There is strong evidence for brain-related abnormalities in COVID-191–13. It remains unknown however whether the impact of SARS-CoV-2 infection can be detected in milder cases, and whether this can reveal possible mechanisms contributing to brain pathology. Here, we investigated brain changes in 785 UK Biobank participants (aged 51–81) imaged twice, including 401 cases who tested positive for infection with SARS-CoV-2 between their two scans, with 141 days on average separating their diagnosis and second scan, and 384 controls. The availability of pre-infection imaging data reduces the likelihood of pre-existing risk factors being misinterpreted as disease effects. We identified significant longitudinal effects when comparing the two groups, including: 

(i) greater reduction in grey matter thickness and tissue-contrast in the orbitofrontal cortex and parahippocampal gyrus, 

(ii) greater changes in markers of tissue damage in regions functionally-connected to the primary olfactory cortex, and 

(iii) greater reduction in global brain size. 

The infected participants also showed on average larger cognitive decline between the two timepoints. Importantly, these imaging and cognitive longitudinal effects were still seen after excluding the 15 cases who had been hospitalised.

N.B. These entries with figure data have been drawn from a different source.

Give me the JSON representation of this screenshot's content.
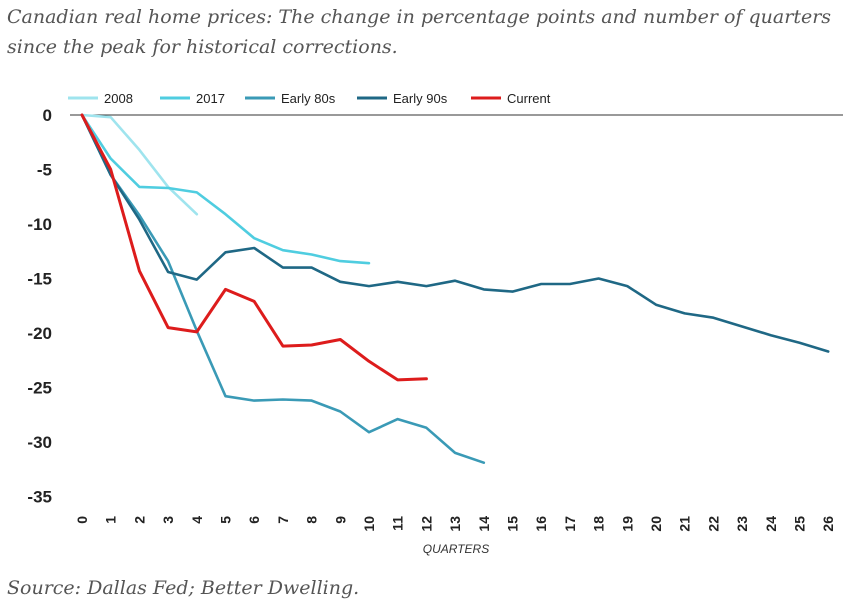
{
  "page": {
    "title": "Canadian real home prices: The change in percentage points and number of quarters since the peak for historical corrections.",
    "source": "Source: Dallas Fed; Better Dwelling."
  },
  "chart_data": {
    "type": "line",
    "title": "Canadian real home prices: The change in percentage points and number of quarters since the peak for historical corrections.",
    "xlabel": "QUARTERS",
    "ylabel": "",
    "xlim": [
      0,
      26
    ],
    "ylim": [
      -35,
      0
    ],
    "x_ticks": [
      0,
      1,
      2,
      3,
      4,
      5,
      6,
      7,
      8,
      9,
      10,
      11,
      12,
      13,
      14,
      15,
      16,
      17,
      18,
      19,
      20,
      21,
      22,
      23,
      24,
      25,
      26
    ],
    "y_ticks": [
      0,
      -5,
      -10,
      -15,
      -20,
      -25,
      -30,
      -35
    ],
    "grid": false,
    "legend_position": "top",
    "series": [
      {
        "name": "2008",
        "color": "#9fe4ee",
        "x": [
          0,
          1,
          2,
          3,
          4
        ],
        "values": [
          0,
          -0.2,
          -3.2,
          -6.6,
          -9.1
        ]
      },
      {
        "name": "2017",
        "color": "#4fcde0",
        "x": [
          0,
          1,
          2,
          3,
          4,
          5,
          6,
          7,
          8,
          9,
          10
        ],
        "values": [
          0,
          -4,
          -6.6,
          -6.7,
          -7.1,
          -9.1,
          -11.3,
          -12.4,
          -12.8,
          -13.4,
          -13.6
        ]
      },
      {
        "name": "Early 80s",
        "color": "#3a9ab6",
        "x": [
          0,
          1,
          2,
          3,
          4,
          5,
          6,
          7,
          8,
          9,
          10,
          11,
          12,
          13,
          14
        ],
        "values": [
          0,
          -5.5,
          -9.2,
          -13.4,
          -19.8,
          -25.8,
          -26.2,
          -26.1,
          -26.2,
          -27.2,
          -29.1,
          -27.9,
          -28.7,
          -31,
          -31.9
        ]
      },
      {
        "name": "Early 90s",
        "color": "#1f6885",
        "x": [
          0,
          1,
          2,
          3,
          4,
          5,
          6,
          7,
          8,
          9,
          10,
          11,
          12,
          13,
          14,
          15,
          16,
          17,
          18,
          19,
          20,
          21,
          22,
          23,
          24,
          25,
          26
        ],
        "values": [
          0,
          -5.5,
          -9.6,
          -14.4,
          -15.1,
          -12.6,
          -12.2,
          -14,
          -14,
          -15.3,
          -15.7,
          -15.3,
          -15.7,
          -15.2,
          -16,
          -16.2,
          -15.5,
          -15.5,
          -15,
          -15.7,
          -17.4,
          -18.2,
          -18.6,
          -19.4,
          -20.2,
          -20.9,
          -21.7
        ]
      },
      {
        "name": "Current",
        "color": "#dd1c1c",
        "x": [
          0,
          1,
          2,
          3,
          4,
          5,
          6,
          7,
          8,
          9,
          10,
          11,
          12
        ],
        "values": [
          0,
          -5,
          -14.3,
          -19.5,
          -19.9,
          -16,
          -17.1,
          -21.2,
          -21.1,
          -20.6,
          -22.6,
          -24.3,
          -24.2
        ]
      }
    ]
  }
}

These mainly limbic brain imaging results may be the in vivo hallmarks of a degenerative spread of the disease via olfactory pathways, of neuroinflammatory events, or of the loss of sensory input due to anosmia. Whether this deleterious impact can be partially reversed, or whether these effects will persist in the long term, remains to be investigated with additional follow up.

This was published on March 7, 2022 in the journal Nature. The link gets you to a page where you can delve into the reviewers' comments and other information.